Nell’ultima parte della poesia, Francesco Petrarca esprime il desiderio di avere “penne in guisa di colomba”, cioè ali come quelle di una colomba, per potersi sollevare da terra e trovare pace.

L’immagine della colomba richiama la purezza e la leggerezza, ma anche lo Spirito Santo. È un desiderio di liberazione, simile a quello che si trova in A se stesso di Giacomo Leopardi, dove il poeta vorrebbe liberarsi dal peso del dolore, anche se con un tono molto diverso.

Contesto Storico

La poesia nasce in un periodo in cui Francesco Petrarca vive una forte tensione interiore. Da un lato c’è l’amore per Laura, che lo lega alla vita terrena; dall’altro c’è il desiderio di elevarsi spiritualmente. È una tensione tipica dell’Umanesimo nascente, dove l’uomo è al centro, ma sente ancora il richiamo della fede medievale.

Il Trecento è un secolo segnato da crisi politiche, epidemie e instabilità.

Anche se la poesia non parla direttamente di eventi storici, il senso di precarietà e di fatica che emerge dal testo riflette bene l’atmosfera del tempo. È lo stesso clima che si avverte in altre opere del secolo, come il Decameron di Giovanni Boccaccio, dove la fragilità della vita è sempre presente.

Analisi

La poesia è costruita come un percorso che va dalla stanchezza alla speranza. All’inizio domina il peso delle colpe e delle abitudini negative. Poi arriva un momento di liberazione, rappresentato dalla figura dell’“amico”. Infine, il poeta esprime un desiderio di elevazione, come se volesse uscire dalla sua condizione terrena.

Il testo alterna immagini concrete (il fascio, il cammino, la caduta) a immagini spirituali (la voce divina, le ali di colomba). Questo contrasto è tipico di Francesco Petrarca, che unisce sempre la dimensione umana e quella spirituale.

È un procedimento che si ritrova anche in Solo et pensoso di Francesco Petrarca, dove il paesaggio esterno riflette lo stato d’animo del poeta.

La voce divina che invita i “travagliati” è un elemento centrale. Non è un’apparizione miracolosa, ma un richiamo interiore, come quando una persona sente una frase che l’ha colpita e la porta con sé per anni. È un modo molto umano di rappresentare la fede.

Temi e Significati

Il tema principale è la stanchezza morale, vista come conseguenza delle proprie colpe e delle proprie abitudini. È una stanchezza che non si risolve con il riposo, ma con un cambiamento interiore.

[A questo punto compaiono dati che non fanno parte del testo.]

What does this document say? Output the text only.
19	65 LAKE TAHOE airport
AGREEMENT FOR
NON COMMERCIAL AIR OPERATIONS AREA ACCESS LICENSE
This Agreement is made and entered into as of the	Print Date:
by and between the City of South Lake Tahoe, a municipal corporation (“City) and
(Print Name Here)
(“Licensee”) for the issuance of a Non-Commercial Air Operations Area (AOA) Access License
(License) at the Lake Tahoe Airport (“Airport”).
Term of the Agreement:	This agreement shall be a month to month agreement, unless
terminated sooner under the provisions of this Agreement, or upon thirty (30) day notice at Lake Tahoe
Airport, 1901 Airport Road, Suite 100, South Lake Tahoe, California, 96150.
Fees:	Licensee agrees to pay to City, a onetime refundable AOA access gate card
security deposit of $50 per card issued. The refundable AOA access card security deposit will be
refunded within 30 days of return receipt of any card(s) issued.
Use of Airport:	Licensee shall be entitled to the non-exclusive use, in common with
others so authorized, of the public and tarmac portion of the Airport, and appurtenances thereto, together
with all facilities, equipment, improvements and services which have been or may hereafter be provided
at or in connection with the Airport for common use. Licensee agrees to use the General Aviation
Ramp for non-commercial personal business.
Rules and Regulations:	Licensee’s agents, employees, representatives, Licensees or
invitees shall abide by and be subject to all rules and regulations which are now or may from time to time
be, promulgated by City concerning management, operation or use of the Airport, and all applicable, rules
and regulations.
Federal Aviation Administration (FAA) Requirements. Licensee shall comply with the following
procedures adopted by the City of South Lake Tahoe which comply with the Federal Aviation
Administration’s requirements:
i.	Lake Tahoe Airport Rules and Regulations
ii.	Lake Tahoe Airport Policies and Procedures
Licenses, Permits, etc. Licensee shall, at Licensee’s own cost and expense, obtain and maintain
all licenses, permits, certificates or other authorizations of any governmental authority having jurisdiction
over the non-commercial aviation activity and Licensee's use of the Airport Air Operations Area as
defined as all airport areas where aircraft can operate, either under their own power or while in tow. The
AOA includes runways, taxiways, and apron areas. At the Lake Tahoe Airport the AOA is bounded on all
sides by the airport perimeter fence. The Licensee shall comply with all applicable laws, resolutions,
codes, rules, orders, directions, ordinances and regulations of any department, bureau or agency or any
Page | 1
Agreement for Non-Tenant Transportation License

Un altro tema importante è la grazia divina. Il poeta non si salva da solo: ha bisogno di un intervento esterno, rappresentato dall’“amico”. È un tema che ritorna spesso nel Canzoniere, soprattutto nelle poesie più spirituali.

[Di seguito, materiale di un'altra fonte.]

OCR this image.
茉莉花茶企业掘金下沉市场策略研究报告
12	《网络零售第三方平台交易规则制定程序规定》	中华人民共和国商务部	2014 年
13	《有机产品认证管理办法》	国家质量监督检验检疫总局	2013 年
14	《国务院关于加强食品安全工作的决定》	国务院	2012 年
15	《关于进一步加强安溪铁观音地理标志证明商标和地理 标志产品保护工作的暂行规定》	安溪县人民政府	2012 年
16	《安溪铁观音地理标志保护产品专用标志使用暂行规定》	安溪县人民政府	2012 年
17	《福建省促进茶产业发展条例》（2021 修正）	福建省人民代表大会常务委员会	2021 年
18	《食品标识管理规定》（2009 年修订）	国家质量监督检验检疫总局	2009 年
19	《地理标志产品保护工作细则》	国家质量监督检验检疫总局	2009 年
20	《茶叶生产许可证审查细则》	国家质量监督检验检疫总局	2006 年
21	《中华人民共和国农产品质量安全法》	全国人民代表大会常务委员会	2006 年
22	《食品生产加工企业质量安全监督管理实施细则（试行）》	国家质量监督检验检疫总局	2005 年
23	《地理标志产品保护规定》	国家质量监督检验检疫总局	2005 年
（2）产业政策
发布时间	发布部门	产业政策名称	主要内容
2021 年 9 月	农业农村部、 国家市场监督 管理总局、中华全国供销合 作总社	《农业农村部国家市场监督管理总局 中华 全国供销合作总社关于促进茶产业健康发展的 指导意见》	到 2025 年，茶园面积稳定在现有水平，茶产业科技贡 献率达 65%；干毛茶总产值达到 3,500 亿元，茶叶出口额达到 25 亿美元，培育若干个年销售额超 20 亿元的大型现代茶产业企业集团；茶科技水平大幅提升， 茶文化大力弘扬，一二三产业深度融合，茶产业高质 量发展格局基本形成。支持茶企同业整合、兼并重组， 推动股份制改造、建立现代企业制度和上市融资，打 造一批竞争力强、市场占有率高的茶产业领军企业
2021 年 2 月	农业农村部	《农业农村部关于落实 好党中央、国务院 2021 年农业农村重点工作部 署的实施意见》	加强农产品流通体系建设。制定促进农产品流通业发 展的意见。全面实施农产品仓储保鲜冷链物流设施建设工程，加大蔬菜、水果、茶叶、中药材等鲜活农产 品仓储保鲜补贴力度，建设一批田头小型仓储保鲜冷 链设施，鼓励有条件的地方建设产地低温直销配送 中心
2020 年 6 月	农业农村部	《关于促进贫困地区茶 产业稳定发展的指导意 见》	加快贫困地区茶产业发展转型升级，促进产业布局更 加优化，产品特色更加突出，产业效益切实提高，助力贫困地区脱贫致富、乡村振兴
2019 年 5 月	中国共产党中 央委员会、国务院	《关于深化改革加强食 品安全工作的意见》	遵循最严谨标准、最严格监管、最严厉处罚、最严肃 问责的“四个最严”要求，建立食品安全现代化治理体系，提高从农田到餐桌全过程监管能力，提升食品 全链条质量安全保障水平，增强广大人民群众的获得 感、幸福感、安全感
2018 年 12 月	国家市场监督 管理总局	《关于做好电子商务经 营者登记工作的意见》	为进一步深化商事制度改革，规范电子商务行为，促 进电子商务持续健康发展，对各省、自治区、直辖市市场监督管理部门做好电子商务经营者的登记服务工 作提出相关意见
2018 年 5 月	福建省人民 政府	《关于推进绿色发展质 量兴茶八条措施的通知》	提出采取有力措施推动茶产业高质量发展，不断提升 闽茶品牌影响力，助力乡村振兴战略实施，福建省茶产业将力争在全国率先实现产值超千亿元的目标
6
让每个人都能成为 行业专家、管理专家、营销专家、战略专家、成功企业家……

Infine, c’è il tema del desiderio di elevazione. Le “penne di colomba” rappresentano la volontà di superare la condizione terrena e trovare una pace più alta. È un tema che si ritrova anche in L’infinito di Giacomo Leopardi, dove il poeta cerca uno spazio che vada oltre i limiti del mondo.

Forma Poetica

La poesia è un sonetto, la forma più tipica del Canzoniere. È composto da due quartine e due terzine, con uno schema metrico regolare in endecasillabi.

Le rime seguono lo schema ABBA ABBA nelle quartine, mentre le terzine hanno una struttura più libera, come spesso accade nei sonetti di Francesco Petrarca.

Il linguaggio è semplice ma ricco di immagini. Le metafore sono concrete e immediate, come il “fascio antico” o le “penne di colomba”. La sintassi è lineare, con periodi brevi che rendono il testo molto leggibile.